Colin Freeze
Omar Khadr remains in Guantanamo Bay, but his Canadian lawyers are already seeking $10-million in damages from the Canadian government for its alleged complicity in his ordeal.
Nate Whitling, a lawyer for the Khadr family, confirmed that a stalled civil suit is now seeking millions on behalf of Mr. Khadr, up from the original $100,000 sought when it was launched years ago.
“That's been out there for a while,” Mr. Whitling said, adding the proposed damages were amended following court-ordered disclosures regarding the Canadian Security Intelligence Service's role in interviewing Mr. Khadr in Guantanamo.
The Canadian suit remains years away from resolution. U.S. legal processes are still ongoing, and authorities in Washington have never retreated from their decision to hold Mr. Khadr as an alleged al-Qaeda enemy.
Last month, the Supreme Court of Canada upheld that the CSIS interviews violated Mr. Khadr's Charter rights as a Canadian citizen, reinforcing a series of previous court rulings have ruled that CSIS should have stayed away from gathering intelligence inside the “legal black hole” represented by the U.S. prison camp for “illegal enemy combatants.”

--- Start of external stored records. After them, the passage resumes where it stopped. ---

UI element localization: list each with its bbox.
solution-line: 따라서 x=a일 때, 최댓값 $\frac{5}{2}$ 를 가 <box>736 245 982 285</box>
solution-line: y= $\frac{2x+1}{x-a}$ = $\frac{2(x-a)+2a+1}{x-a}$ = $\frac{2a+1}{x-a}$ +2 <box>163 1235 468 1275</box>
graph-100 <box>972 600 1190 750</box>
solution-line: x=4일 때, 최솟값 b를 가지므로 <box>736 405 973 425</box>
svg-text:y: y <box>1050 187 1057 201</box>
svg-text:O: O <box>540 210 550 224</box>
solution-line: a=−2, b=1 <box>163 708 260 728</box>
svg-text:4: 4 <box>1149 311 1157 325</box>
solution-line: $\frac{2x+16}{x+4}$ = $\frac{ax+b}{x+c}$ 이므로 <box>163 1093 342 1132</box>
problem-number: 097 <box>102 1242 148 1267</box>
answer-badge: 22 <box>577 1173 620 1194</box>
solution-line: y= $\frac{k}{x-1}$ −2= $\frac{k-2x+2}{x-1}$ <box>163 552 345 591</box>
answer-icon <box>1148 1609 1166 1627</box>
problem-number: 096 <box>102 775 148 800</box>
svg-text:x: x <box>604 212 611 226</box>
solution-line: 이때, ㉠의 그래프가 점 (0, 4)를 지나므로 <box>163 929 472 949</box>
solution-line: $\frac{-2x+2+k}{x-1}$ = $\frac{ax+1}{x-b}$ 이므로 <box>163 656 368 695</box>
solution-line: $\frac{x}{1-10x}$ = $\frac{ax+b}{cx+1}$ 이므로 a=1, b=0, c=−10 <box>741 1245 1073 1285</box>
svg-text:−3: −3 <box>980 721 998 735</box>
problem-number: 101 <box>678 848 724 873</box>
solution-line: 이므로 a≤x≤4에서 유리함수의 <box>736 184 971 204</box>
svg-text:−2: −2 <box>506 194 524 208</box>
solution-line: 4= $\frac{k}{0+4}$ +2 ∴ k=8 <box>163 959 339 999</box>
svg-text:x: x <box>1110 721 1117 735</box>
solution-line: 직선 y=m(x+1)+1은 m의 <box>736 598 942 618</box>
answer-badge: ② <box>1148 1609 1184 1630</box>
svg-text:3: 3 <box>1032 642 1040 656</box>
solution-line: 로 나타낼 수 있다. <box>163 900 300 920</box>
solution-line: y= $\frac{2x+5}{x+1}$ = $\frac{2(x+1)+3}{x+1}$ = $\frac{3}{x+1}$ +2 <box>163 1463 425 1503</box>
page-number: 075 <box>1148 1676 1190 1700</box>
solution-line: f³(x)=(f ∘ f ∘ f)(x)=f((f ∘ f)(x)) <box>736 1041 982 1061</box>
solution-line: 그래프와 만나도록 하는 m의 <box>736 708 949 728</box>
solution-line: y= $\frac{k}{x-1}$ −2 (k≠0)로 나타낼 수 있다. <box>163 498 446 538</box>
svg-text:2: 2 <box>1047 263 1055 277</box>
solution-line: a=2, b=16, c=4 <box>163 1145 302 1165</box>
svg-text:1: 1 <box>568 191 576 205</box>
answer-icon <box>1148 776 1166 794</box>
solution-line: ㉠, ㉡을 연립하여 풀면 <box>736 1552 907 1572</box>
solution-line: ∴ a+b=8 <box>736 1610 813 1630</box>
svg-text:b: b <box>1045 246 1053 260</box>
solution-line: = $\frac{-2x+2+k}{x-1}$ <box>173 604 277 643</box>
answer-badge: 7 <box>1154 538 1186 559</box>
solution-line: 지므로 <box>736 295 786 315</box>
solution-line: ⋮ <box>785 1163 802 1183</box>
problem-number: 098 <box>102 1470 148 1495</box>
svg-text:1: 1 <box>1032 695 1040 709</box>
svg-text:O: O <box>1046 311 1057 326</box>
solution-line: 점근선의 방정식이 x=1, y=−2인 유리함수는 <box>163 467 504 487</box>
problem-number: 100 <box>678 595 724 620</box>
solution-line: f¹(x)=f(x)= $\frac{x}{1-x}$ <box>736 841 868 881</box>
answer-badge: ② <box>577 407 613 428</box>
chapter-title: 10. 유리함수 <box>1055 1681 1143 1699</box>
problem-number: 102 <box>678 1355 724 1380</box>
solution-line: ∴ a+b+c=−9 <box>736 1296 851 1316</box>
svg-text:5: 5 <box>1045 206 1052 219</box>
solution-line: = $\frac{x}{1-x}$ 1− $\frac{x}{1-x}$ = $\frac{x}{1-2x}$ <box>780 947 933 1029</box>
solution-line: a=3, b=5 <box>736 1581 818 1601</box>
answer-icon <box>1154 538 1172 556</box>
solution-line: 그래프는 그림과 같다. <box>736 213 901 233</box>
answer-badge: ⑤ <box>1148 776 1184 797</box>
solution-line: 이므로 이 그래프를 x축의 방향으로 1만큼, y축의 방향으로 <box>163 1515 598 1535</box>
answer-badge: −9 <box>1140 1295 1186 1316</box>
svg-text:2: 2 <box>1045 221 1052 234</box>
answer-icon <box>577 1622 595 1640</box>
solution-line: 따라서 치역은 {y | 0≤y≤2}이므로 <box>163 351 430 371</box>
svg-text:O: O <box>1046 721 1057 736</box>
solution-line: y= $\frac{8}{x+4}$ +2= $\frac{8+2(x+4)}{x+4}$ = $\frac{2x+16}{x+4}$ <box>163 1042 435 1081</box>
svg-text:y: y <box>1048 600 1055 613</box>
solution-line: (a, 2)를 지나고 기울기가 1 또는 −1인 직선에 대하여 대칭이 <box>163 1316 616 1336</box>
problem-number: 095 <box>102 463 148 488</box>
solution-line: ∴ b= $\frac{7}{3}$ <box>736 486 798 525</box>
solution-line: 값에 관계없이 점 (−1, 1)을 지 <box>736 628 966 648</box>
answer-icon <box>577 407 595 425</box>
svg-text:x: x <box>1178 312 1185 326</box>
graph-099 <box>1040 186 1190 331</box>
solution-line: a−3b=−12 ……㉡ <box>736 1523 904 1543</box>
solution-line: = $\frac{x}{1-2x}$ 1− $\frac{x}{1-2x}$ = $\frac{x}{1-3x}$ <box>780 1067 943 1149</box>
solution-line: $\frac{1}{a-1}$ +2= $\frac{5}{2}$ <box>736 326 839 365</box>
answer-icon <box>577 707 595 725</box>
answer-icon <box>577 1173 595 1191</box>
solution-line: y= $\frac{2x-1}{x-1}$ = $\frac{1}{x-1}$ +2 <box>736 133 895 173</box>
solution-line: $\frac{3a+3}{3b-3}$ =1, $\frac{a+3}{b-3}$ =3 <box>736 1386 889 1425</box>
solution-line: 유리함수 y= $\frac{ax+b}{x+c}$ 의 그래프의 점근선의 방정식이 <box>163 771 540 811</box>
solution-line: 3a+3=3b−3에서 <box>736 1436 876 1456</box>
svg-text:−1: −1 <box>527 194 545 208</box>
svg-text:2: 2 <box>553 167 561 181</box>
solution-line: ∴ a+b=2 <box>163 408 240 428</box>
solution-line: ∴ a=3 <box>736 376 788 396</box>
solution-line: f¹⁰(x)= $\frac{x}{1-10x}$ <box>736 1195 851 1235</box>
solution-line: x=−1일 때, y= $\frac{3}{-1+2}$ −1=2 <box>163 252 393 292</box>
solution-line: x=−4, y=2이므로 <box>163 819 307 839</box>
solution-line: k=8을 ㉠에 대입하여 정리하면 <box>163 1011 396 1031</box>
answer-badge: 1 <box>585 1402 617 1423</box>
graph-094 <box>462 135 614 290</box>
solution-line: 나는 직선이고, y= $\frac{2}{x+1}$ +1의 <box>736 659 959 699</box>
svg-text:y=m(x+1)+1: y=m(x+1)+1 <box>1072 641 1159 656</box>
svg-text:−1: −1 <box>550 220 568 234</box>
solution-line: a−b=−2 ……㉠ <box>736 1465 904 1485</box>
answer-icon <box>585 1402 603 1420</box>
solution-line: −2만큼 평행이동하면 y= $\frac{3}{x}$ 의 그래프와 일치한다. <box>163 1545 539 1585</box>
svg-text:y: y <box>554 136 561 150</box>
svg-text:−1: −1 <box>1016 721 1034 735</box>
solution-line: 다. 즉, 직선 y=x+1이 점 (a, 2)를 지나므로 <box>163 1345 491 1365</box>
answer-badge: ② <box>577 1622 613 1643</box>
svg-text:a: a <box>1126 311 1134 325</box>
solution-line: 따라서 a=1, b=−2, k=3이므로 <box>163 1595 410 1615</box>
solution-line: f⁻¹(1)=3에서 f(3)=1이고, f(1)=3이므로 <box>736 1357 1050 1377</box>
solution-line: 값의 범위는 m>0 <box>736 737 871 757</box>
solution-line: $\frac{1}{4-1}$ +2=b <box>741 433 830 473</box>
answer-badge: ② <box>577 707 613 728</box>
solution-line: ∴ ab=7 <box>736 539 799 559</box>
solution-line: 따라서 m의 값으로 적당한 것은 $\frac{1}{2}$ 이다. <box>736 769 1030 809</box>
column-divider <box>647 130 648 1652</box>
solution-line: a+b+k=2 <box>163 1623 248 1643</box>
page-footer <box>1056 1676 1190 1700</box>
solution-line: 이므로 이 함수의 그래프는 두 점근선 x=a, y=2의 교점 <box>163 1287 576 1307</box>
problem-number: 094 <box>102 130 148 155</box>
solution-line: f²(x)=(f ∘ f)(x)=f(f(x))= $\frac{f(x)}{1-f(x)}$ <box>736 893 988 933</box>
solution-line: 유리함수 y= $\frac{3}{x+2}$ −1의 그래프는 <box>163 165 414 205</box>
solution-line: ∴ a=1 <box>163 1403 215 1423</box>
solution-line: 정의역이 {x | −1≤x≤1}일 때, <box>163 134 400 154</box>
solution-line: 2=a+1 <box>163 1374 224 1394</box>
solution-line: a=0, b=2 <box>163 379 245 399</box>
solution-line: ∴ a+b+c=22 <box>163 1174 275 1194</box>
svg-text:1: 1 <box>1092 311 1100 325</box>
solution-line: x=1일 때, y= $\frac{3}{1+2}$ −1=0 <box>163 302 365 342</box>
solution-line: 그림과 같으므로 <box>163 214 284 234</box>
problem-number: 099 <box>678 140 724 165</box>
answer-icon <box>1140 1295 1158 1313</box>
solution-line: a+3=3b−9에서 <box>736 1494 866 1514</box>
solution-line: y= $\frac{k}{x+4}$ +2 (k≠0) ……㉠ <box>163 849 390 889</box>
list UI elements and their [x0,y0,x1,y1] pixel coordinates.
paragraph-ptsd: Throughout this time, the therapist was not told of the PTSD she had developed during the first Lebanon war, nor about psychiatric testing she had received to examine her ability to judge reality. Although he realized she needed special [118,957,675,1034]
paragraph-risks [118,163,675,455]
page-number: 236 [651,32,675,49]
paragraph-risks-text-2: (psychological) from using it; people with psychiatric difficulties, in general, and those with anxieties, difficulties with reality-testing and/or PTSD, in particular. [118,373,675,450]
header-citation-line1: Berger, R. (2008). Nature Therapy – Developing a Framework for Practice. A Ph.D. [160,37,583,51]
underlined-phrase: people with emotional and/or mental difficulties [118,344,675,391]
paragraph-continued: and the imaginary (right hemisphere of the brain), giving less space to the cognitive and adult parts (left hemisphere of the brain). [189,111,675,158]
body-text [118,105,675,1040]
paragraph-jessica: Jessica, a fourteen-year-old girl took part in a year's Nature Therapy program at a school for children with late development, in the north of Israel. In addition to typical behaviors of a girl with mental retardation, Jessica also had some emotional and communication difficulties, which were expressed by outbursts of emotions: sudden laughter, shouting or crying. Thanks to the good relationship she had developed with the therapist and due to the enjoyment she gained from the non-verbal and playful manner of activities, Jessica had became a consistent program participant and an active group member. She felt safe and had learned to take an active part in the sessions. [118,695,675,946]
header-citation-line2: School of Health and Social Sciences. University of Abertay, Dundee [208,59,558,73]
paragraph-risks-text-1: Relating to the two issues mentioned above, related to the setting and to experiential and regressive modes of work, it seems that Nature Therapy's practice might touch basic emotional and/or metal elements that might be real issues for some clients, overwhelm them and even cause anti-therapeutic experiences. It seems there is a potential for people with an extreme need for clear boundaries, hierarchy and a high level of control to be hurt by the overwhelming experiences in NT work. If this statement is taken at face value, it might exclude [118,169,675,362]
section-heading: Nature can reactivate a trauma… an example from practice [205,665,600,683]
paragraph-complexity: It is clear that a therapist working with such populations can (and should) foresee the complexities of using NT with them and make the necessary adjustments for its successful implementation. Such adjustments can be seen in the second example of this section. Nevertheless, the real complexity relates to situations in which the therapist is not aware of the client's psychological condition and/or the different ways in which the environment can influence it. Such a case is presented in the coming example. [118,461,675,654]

Mr. Khadr's lawyers have obtained videotapes of CSIS agents interviewing Mr. Khadr in “Gitmo” as well as diplomatic notes indicating Canadian agents knew he had been subjected to sleep deprivation by U.S. soldiers in a bid to get him to talk.
While ruling these practises amounted to breach of Mr. Khadr's rights, Canadian courts have stopped short of ordering Canada's Conservative government to press the United States to send him to Canada.
Supporters of Mr. Khadr remain hopeful that he will be repatriated soon.
In 2002, Mr. Khadr was captured in Afghanistan as a 15-year-old fighter.
He was the sole survivor of his faction, while one U.S. soldier was killed in the battle.
The Pentagon has alleged that Mr. Khadr – who was shot several times in the battle – threw a grenade the killed U.S. Sergeant First Class Christopher Speer, and that this act constitutes murder.
Since his capture, Mr. Khadr was interrogated at the Bagram military base in Afghanistan and then later at Guantanamo, which operates on leased U.S. land in Cuba.
Intelligence agents were after information about his father, since slain and heralded as a “martyr” by al-Qaeda figures.
Egyptian-born Ahmed Said Khadr had worked as an engineer in Canada prior to uprooting his family to Afghanistan to live in a compound with Osama bin Laden.
The Khadr father is said to have loaned his young son to a prominent al-Qaeda lieutenant who was resisting the 2001 U.S.-led invasion of Afghanistan.
The $10-million figure, while steep, is not unheard of.
In 2006, Ottawa officials awarded a near-record compensation package of that amount to Maher Arar, the Canadian engineer who spent a year jailed in Syria as a suspected al-Qaeda member.
A Canadian judge ruled that Canadian police circulated inaccurate intelligence about Mr. Arar prior to his ordeal, intelligence that led U.S. agents to arrest him at a New York airport and then, send him to his native Syria for interrogation.
Mr. Justice Dennis O'Connor ruled that Ottawa should compensate Mr. Arar for torture suffered at the hands of Syrian officials.